La Spagna è un paese lacerato, quasi rotto. Una frattura sociale, prim’ancora che politica: è malvista la pluralità linguistica, il particolarismo regionale esaspera e disgrega, la magistratura è svalutata se chiamata a regolare questioni aventi riflessi politici o istituzionali.
La divisione è cresciuta nelle ultime settimane, eppure sull’accordo tra la coalizione progressista (socialisti e sinistra di Sumar) del premier Pedro Sánchez e la galassia nazionalista catalana c’erano pochi dubbi. Esquerra Republicana e Junts dell’esule Carles Puigdemont hanno portato a casa la promessa della legge sull’amnistia per quei dirigenti che nell’autunno del 2017 si resero protagonisti del referendum bocciato dall’Alta Corte di Madrid e della via unilaterale per l’indipendenza.
Non c’era altra strada se non il ritorno alle urne, dopo l’infruttuosa investitura del ‘popular’ Alberto Núñez Feijóo: un nuovo fallimento avrebbe portato allo scioglimento del Congresso e al voto anticipato. Tutto si è mosso sul filo del paradosso: Feijóo, pur vincitore delle elezioni di luglio, poteva contare sull’appoggio di Vox, un alleato scomodo, da tenere quasi in disparte perché dichiaratamente antieuropeo e nemico dell’indipendentismo e financo del regionalismo. Gli ammiccamenti del leader del Pp incaricato verso i leader nazionalisti sono apparsi stucchevoli, se non surreali, perché contro di loro si è costruita l’intera campagna elettorale della destra.
Una volta fallito il tentativo dei conservatori, è toccato ai socialisti di Pedro Sánchez riallacciare i ponti con gli indipendentisti, seppure avessero condiviso la linea dura adottata dall’allora premier popolare Mariano Rajoy verso i fatti dell’ottobre 2017. Il capo dell’esecutivo ha sposato la realpolitik pagando un prezzo altissimo alle formazioni minori. L’amnistia non è l’unica concessione, è solo quella più eclatante, contro la quale in questi giorni hanno fatto sentire la voce decine di migliaia di spagnoli, nelle piazze delle principali città e, in presidio permanente, sotto la sede madrilena del Psoe.
Si è detto poco delle altre misure che la nuova coalizione di governo sarà chiamata ad approvare per ottenere l’investitura e per avere certezza di governabilità. La prima è la cessione alla Generalitat della gestione della linea ferroviaria regionale (Cercanías), seguirà l’abbattimento dei debiti locali con assorbimento degli stessi nel bilancio statale e piani infrastrutturali in Catalogna attraverso la determinazione di un nuovo equilibrio tra investimenti e Pil prodotto. Il conflitto lascia campo alla politica, con l’abbandono della via unilaterale, ma occorreranno anche maggiori risorse e trasferimenti di competenze in favore delle regioni autonome. Insomma, un film già visto negli anni ’80 quando Jordi Pujol, leader degli autonomisti, faceva valere i pochi ma decisivi seggi parlamentari per portare nei palazzi di Barcellona funzioni e flussi finanziari inimmaginabili.

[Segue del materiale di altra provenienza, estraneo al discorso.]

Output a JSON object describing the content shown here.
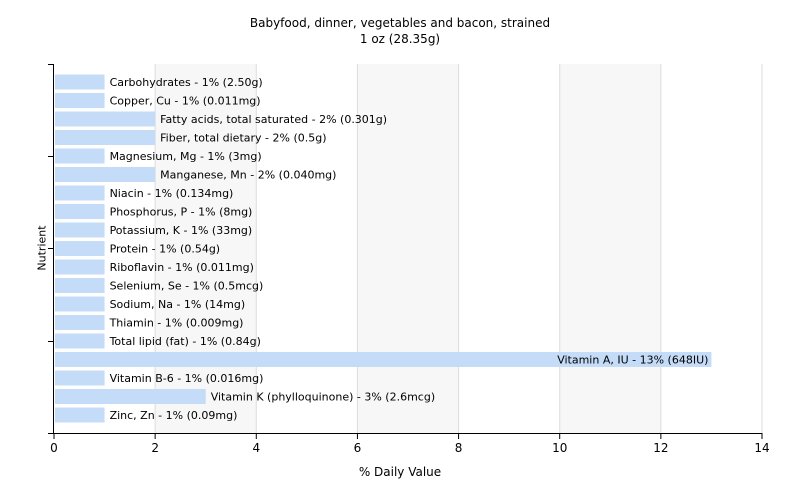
{
  "chart_data": {
    "type": "bar",
    "orientation": "horizontal",
    "title": "Babyfood, dinner, vegetables and bacon, strained",
    "subtitle": "1 oz (28.35g)",
    "xlabel": "% Daily Value",
    "ylabel": "Nutrient",
    "xlim": [
      0,
      14
    ],
    "xticks": [
      0,
      2,
      4,
      6,
      8,
      10,
      12,
      14
    ],
    "grid": "vertical",
    "bar_color": "#c5dcf8",
    "background_band_color": "#f7f7f7",
    "categories": [
      "Carbohydrates",
      "Copper, Cu",
      "Fatty acids, total saturated",
      "Fiber, total dietary",
      "Magnesium, Mg",
      "Manganese, Mn",
      "Niacin",
      "Phosphorus, P",
      "Potassium, K",
      "Protein",
      "Riboflavin",
      "Selenium, Se",
      "Sodium, Na",
      "Thiamin",
      "Total lipid (fat)",
      "Vitamin A, IU",
      "Vitamin B-6",
      "Vitamin K (phylloquinone)",
      "Zinc, Zn"
    ],
    "values": [
      1,
      1,
      2,
      2,
      1,
      2,
      1,
      1,
      1,
      1,
      1,
      1,
      1,
      1,
      1,
      13,
      1,
      3,
      1
    ],
    "labels": [
      "Carbohydrates - 1% (2.50g)",
      "Copper, Cu - 1% (0.011mg)",
      "Fatty acids, total saturated - 2% (0.301g)",
      "Fiber, total dietary - 2% (0.5g)",
      "Magnesium, Mg - 1% (3mg)",
      "Manganese, Mn - 2% (0.040mg)",
      "Niacin - 1% (0.134mg)",
      "Phosphorus, P - 1% (8mg)",
      "Potassium, K - 1% (33mg)",
      "Protein - 1% (0.54g)",
      "Riboflavin - 1% (0.011mg)",
      "Selenium, Se - 1% (0.5mcg)",
      "Sodium, Na - 1% (14mg)",
      "Thiamin - 1% (0.009mg)",
      "Total lipid (fat) - 1% (0.84g)",
      "Vitamin A, IU - 13% (648IU)",
      "Vitamin B-6 - 1% (0.016mg)",
      "Vitamin K (phylloquinone) - 3% (2.6mcg)",
      "Zinc, Zn - 1% (0.09mg)"
    ]
  }
}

Pedro Sánchez non guarda solo alla Catalogna, ha chiuso accordi con il partito delle Canarie e soprattutto con i baschi del PNV, i nazionalisti moderati ai quali ha promesso, nei prossimi due anni, il trasferimento delle competenze delineato nell’Estatuto de Gernika, una conquista fittizia rimasta per quattro decenni rinchiusa in un cassetto. I Paesi Baschi potranno, quindi, avere una propria contrattazione collettiva che si pone al di sopra dei contratti di lavoro nazionali, e un sistema previdenziale autonomo. Concessioni che rafforzano un’autonomia già spinta e che sembrano pre-costituire piccole regioni-stato, con il potere centrale che controlla principalmente politica estera e difesa.
Il tempo dirà se le misure pattuite sono strumenti utili per ricomporre una concordia spezzata o se parti di un ingranaggio che potrebbe dare il colpo di grazia alla Costituzione del ’78.